Article (PDF Available) inAmerican Journal of Clinical Nutrition 103(4) · February 2016with473 Reads
DOI: 10.3945/ajcn.115.120873
Background: Vitamin D deficiency has been described as being pandemic, but serum 25-hydroxyvitamin D [25(OH)D] distribution data for the European Union are of very variable quality. The NIH-led international Vitamin D Standardization Program (VDSP) has developed protocols for standardizing existing 25(OH)D values from national health/nutrition surveys. Objective: This study applied VDSP protocols to serum 25(OH)D data from representative childhood/teenage and adult/older adult European populations, representing a sizable geographical footprint, to better quantify the prevalence of vitamin D deficiency in Europe. Design: The VDSP protocols were applied in 14 population studies [reanalysis of subsets of serum 25(OH)D in 11 studies and complete analysis of all samples from 3 studies that had not previously measured it] by using certified liquid chromatography-tandem mass spectrometry on biobanked sera. These data were combined with standardized serum 25(OH)D data from 4 previously standardized studies (for a total n = 55,844). Prevalence estimates of vitamin D deficiency [using various serum 25(OH)D thresholds] were generated on the basis of standardized 25(OH)D data.

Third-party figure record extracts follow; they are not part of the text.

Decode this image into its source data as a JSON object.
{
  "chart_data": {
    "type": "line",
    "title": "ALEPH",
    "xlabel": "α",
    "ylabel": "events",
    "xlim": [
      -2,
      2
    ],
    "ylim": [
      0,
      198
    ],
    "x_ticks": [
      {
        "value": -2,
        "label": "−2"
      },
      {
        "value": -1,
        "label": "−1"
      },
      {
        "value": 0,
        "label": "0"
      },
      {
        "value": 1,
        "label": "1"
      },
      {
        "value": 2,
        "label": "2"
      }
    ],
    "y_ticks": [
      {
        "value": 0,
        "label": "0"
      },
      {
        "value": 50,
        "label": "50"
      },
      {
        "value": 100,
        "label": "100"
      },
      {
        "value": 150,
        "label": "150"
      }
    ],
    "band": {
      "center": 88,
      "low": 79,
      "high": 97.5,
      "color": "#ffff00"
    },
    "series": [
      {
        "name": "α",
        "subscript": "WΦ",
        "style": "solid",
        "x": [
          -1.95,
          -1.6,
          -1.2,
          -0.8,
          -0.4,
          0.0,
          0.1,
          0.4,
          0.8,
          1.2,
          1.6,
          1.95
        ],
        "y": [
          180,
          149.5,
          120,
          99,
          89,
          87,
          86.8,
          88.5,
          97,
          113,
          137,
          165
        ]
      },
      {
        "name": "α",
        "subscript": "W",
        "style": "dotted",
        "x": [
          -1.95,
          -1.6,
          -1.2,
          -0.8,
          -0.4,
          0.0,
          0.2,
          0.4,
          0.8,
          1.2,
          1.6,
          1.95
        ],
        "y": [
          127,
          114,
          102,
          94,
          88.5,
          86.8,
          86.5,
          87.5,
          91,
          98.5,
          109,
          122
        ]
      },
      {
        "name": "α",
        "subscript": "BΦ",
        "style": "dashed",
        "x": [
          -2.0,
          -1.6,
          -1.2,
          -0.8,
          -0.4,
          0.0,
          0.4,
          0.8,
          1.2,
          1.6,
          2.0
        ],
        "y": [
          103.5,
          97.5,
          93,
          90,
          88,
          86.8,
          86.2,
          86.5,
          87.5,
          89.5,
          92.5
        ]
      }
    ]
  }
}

Results: An overall pooled estimate, irrespective of age group, ethnic mix, and latitude of study populations, showed that 13.0% of the 55,844 European individuals had serum 25(OH)D concentrations <30 nmol/L on average in the year, with 17.7% and 8.3% in those sampled during the extended winter (October-March) and summer (April-November) periods, respectively. According to an alternate suggested definition of vitamin D deficiency (<50 nmol/L), the prevalence was 40.4%. Dark-skinned ethnic subgroups had much higher (3- to 71-fold) prevalence of serum 25(OH)D <30 nmol/L than did white populations. Conclusions: Vitamin D deficiency is evident throughout the European population at prevalence rates that are concerning and that require action from a public health perspective. What direction these strategies take will depend on European policy but should aim to ensure vitamin D intakes that are protective against vitamin D deficiency in the majority of the European population.